La route qui relie Bordj à la Kabylie par Ighil Ali va bientôt être reclassée route nationale.

La circulation automobile est infernale sur une RN26 encombrée par les poids-lourds. A force de s’étendre le long de la route, les agglomérations ont fini par se coller les unes aux autres. Les portions de route vierges d’habitations commencent à se faire de plus en plus rares. Pourtant la Vallée de la Soummam n’a été habitée que depuis la colonisation française et, plus précisément, après la défaite de 1871, ce qui a permis à la France de construire les premiers villages européens comme Tazmalt, Akbou, Sidi Aïch et El Kseur.

Un voyage de mille ans

Moulay Ennacer, le fondateur de Béjaïa a installé des populations sur, toutes les montagnes qui entourent son royaume, ainsi que des postes de vigie sur les points culminants. Ces vigiles communiquaient entre eux à l’aide d’un système de miroirs le jour et de feux la nuit, pour se transmettre des messages. Un système repris plus tard, par les sultans de la Qalaâ des Beni Abbès et même par El Mokrani. Beaucoup de ces villages, que l’on voit aujourd’hui sur la rive sud du Djurdjura, les flancs des Bibans et des Babors, ont été créés à l’initiative d’Ennacer et d’El Mansour. C’est l’une des raisons pour lesquelles on retrouve aujourd’hui, la majorité des villages kabyles occupant des crêtes et des sommets inexpugnables.
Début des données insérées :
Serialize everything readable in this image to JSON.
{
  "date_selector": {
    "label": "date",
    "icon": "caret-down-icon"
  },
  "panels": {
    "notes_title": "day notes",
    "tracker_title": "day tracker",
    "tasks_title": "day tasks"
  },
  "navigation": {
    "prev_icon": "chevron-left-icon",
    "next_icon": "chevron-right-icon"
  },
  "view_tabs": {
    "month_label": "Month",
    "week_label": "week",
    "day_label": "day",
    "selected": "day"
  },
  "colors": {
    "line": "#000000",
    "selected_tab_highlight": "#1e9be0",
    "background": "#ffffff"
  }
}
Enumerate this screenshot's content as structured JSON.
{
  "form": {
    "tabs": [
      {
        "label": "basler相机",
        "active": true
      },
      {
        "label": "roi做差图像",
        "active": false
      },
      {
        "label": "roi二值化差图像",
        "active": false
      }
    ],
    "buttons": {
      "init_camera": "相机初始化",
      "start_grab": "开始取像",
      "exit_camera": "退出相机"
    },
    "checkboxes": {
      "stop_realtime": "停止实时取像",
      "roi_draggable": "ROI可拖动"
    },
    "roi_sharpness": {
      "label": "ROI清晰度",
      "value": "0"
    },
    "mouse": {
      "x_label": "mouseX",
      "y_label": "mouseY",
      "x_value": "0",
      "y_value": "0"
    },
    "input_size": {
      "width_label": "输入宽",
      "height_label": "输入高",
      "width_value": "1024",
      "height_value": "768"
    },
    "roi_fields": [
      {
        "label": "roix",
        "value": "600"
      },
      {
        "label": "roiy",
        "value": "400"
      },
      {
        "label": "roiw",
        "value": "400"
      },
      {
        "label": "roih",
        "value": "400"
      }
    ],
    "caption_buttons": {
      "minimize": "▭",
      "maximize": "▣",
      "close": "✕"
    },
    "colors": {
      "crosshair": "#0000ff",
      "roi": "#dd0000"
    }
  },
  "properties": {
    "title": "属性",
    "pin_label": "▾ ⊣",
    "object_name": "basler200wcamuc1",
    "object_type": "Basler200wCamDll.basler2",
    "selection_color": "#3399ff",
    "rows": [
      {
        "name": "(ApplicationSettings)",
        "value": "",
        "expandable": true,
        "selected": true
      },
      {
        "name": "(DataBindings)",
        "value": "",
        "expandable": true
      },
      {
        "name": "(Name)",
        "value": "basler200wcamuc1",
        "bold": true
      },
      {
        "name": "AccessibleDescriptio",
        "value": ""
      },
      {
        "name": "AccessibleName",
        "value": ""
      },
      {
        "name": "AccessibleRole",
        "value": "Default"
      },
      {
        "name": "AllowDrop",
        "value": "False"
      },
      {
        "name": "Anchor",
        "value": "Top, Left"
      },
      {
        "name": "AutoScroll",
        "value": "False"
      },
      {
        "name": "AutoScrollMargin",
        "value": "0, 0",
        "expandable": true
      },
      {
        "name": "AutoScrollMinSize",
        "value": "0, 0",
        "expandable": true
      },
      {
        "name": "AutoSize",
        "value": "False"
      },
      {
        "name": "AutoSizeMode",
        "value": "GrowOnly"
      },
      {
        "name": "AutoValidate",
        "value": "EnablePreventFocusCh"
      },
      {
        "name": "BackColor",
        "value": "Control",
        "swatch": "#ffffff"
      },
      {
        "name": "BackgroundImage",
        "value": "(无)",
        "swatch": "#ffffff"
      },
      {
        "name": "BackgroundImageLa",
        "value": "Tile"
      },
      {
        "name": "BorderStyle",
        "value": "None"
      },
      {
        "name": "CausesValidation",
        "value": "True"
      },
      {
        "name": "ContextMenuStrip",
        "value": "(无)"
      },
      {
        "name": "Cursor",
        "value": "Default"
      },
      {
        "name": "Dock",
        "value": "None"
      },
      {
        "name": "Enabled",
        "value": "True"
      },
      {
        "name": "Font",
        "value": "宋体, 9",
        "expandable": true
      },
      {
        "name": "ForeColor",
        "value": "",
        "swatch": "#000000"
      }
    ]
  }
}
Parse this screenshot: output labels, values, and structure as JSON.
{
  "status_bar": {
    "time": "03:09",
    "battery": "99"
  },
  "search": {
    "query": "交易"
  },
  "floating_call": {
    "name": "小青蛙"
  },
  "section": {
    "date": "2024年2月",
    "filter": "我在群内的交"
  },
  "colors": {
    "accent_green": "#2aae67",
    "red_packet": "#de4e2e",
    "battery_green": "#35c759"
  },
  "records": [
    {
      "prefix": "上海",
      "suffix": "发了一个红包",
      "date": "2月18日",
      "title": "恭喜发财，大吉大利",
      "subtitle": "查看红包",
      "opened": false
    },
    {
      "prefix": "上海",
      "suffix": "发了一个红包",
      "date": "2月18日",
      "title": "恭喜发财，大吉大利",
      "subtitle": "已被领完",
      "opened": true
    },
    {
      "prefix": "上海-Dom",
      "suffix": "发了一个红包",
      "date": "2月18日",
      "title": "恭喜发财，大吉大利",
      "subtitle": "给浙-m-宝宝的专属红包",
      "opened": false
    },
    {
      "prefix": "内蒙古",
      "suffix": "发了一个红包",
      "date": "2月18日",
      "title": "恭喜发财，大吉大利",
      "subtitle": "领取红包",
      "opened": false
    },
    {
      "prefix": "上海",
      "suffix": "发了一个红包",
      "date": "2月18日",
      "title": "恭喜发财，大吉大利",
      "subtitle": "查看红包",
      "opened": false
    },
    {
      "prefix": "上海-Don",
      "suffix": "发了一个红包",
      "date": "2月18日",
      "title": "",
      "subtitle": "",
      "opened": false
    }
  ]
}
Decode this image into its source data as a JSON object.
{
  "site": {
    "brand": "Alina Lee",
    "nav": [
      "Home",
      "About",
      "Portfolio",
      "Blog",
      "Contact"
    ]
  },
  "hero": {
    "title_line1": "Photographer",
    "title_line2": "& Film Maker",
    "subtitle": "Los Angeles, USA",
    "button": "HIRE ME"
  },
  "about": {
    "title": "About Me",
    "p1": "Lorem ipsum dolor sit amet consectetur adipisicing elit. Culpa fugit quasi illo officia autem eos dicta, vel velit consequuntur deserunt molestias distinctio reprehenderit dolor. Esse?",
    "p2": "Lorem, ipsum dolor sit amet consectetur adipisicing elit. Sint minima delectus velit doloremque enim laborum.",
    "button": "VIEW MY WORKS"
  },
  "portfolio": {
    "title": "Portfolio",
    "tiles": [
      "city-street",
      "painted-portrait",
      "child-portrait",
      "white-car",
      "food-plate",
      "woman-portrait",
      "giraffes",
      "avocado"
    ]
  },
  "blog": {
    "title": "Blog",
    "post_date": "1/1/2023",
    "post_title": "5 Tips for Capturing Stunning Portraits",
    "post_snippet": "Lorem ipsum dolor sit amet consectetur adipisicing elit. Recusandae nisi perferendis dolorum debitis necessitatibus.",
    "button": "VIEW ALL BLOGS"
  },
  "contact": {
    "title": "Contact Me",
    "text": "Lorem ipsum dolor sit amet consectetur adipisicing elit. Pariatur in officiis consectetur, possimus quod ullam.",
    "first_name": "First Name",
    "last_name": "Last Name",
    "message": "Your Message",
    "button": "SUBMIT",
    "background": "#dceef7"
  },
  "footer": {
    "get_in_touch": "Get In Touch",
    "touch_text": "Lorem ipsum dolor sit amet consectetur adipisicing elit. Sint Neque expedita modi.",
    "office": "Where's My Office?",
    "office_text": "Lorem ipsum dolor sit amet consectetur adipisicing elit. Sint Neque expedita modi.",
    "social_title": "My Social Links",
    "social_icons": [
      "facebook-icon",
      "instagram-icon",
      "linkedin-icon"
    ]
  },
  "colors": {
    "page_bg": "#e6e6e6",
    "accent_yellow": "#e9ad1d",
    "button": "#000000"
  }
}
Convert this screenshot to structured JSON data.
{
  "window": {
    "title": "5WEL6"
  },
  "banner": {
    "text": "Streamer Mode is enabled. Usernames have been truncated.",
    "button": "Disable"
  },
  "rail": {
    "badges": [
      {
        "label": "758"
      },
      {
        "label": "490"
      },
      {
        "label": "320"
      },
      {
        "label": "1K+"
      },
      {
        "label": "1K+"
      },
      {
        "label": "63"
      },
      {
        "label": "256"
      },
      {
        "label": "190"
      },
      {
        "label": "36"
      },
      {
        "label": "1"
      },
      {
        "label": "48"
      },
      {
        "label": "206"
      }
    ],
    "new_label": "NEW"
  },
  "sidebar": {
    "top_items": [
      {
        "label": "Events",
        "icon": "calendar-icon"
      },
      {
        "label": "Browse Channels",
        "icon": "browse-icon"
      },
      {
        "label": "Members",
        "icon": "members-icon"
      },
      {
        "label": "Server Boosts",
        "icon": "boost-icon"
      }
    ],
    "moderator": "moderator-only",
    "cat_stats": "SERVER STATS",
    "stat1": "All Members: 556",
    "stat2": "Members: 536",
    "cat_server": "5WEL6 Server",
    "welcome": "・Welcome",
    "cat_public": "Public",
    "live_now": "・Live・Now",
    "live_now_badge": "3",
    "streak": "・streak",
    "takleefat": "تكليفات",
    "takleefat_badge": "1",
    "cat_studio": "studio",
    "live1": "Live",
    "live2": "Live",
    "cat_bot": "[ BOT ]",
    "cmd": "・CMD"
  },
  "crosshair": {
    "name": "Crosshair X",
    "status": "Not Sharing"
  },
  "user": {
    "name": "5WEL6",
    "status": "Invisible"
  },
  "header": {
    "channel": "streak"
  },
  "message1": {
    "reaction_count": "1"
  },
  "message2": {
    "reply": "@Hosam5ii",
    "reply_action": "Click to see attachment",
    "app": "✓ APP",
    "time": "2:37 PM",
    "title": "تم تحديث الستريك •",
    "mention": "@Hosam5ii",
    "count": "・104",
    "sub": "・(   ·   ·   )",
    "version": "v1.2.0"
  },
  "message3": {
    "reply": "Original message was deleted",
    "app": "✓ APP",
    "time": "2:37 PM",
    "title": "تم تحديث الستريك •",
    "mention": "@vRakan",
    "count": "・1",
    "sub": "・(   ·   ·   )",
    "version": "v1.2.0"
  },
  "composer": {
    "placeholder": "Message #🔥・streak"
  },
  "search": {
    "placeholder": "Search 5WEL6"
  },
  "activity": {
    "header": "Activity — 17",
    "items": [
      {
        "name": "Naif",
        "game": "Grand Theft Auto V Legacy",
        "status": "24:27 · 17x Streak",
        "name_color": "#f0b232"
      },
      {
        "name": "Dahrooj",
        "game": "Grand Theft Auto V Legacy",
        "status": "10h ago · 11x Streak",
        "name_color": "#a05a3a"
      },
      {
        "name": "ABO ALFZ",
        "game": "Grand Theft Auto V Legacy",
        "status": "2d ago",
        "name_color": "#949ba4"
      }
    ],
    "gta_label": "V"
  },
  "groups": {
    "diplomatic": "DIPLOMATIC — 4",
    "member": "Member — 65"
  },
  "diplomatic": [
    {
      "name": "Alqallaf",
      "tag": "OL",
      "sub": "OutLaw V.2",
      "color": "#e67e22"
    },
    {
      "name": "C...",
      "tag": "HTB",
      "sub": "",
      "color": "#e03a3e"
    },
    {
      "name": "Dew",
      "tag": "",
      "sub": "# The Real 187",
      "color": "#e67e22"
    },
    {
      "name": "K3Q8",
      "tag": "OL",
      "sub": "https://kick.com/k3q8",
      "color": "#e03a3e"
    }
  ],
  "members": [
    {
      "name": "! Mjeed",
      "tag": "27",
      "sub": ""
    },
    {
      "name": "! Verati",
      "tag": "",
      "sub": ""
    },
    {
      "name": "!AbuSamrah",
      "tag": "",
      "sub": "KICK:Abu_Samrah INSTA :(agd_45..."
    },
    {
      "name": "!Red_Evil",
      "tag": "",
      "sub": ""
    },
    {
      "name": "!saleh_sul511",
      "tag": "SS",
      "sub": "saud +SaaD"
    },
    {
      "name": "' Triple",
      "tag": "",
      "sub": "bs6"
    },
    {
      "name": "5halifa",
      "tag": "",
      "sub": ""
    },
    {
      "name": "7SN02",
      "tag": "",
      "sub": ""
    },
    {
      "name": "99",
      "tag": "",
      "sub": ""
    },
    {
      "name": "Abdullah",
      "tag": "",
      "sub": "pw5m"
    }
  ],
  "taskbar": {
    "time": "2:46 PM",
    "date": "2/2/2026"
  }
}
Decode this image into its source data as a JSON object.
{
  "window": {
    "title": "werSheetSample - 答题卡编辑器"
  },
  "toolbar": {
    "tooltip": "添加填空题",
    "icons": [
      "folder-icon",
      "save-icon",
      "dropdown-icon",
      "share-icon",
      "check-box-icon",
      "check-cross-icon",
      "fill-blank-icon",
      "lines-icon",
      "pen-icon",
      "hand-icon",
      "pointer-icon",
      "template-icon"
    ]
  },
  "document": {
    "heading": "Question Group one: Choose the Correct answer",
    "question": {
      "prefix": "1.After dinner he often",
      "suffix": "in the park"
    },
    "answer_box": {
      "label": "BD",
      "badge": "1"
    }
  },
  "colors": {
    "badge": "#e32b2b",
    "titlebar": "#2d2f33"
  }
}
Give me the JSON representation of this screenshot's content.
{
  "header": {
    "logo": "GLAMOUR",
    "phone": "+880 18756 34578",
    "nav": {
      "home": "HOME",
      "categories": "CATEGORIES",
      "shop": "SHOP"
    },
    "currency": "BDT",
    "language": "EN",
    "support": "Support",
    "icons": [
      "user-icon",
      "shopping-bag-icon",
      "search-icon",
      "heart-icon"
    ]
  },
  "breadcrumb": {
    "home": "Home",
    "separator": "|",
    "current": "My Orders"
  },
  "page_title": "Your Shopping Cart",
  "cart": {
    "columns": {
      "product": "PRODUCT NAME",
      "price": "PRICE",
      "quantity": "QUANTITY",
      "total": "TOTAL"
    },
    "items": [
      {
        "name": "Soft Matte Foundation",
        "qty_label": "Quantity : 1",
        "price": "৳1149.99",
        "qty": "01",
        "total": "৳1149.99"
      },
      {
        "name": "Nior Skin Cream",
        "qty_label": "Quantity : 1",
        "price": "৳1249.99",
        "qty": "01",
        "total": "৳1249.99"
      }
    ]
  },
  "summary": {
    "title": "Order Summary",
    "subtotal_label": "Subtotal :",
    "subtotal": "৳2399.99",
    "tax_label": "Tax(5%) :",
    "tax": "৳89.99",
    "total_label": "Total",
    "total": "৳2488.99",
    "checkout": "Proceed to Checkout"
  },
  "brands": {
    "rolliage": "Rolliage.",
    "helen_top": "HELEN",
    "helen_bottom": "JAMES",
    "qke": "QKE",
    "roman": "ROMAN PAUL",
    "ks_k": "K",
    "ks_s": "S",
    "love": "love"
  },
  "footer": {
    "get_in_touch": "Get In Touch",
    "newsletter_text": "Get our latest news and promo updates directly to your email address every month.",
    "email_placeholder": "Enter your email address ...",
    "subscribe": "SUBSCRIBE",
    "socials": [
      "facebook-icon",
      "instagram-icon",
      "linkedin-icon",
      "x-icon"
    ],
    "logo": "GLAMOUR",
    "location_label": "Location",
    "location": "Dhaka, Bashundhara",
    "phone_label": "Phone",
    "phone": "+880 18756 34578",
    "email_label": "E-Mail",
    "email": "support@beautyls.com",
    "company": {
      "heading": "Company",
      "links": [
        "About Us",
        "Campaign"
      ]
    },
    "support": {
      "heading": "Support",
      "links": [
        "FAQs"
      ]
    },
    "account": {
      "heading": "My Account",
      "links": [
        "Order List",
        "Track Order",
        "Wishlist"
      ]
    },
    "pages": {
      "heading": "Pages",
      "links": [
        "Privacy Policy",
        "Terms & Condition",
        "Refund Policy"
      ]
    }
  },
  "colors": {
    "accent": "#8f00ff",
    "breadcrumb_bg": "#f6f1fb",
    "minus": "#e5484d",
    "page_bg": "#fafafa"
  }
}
A l’entrée d’El Kseur, nous marquons une petite halte symbolique à Tiklat. Chaque jour, des milliers d’automobilistes passent à quelques mètres des prodigieux vestiges de cette ville occupée successivement par les Berbères puis par les Romains, ensuite par toutes les dynasties qui ont eu à régner sur la région, sans s’arrêter et sans même se douter de leur existence. Les citernes romaines, que l’on retrouve aujourd’hui sur une petite colline qui surplombe la route, ont souvent servi de forteresse pour diverses armées, y compris celle du rebelle Takfarinas, le célèbre prince berbère qui s’est soulevé contre Rome en l’an 17 après J. -C.

Ces citernes, au nombre de 15 et qui pouvaient renfermer une réserve d’eau de 15 000 m3, ont souvent changé de vocation au cours des siècles. Sur le bas côté de la route, le maquis a presque complètement recouvert les ruines de l’antique ville de Tubusuptu (Tiklat), fondée par une colonie de vétérans de la légion romaine sous le règne d’Auguste. Ce site, qui peut attirer des milliers de touristes chaque année, s’il était pris en charge et revalorisé, est, malheureusement, dans un état d’abandon total depuis des lustres.

Partis d’Ighil Ali à 7h, il nous faut un peu plus de trois heures pour rallier Béjaïa. Après Bir Slam, le puits antique où les pèlerins faisaient leurs ablutions avant de partir pour La Mecque, la ville apparaît adossée au monumental Gouraya.

Plutôt que d’achever notre périple par la Porte Sarrasine (Bab El Bahr) qui servait de porte de sortie vers la mer, nous choisissons de passer symboliquement par la vieille ville et Bab El Fouka, l’une des portes antiques de l’ancienne cité hammadite, pour boucler la boucle. C’est, paraît-il, par cette porte qu’entrait le sultan. Assis sur son trône, il faisait face à ceux qui entraient dans la ville le jour des foires, des fêtes et de l’arrivée des caravanes.

La circulation à Béjaïa, en cette fin de mois d’août, demeure difficile et les principaux carrefours de la ville connaissent des embouteillages homériques. La cité est envahie par les touristes. La plupart de ces touristes viennent justement de ces Hauts-Plateaux de Sétif, Bordj et M’sila, accomplissant un voyage qui a débuté il y a mille ans. En effet, cela fait dix siècles que Béjaïa est leur port et leur principale porte vers la mer.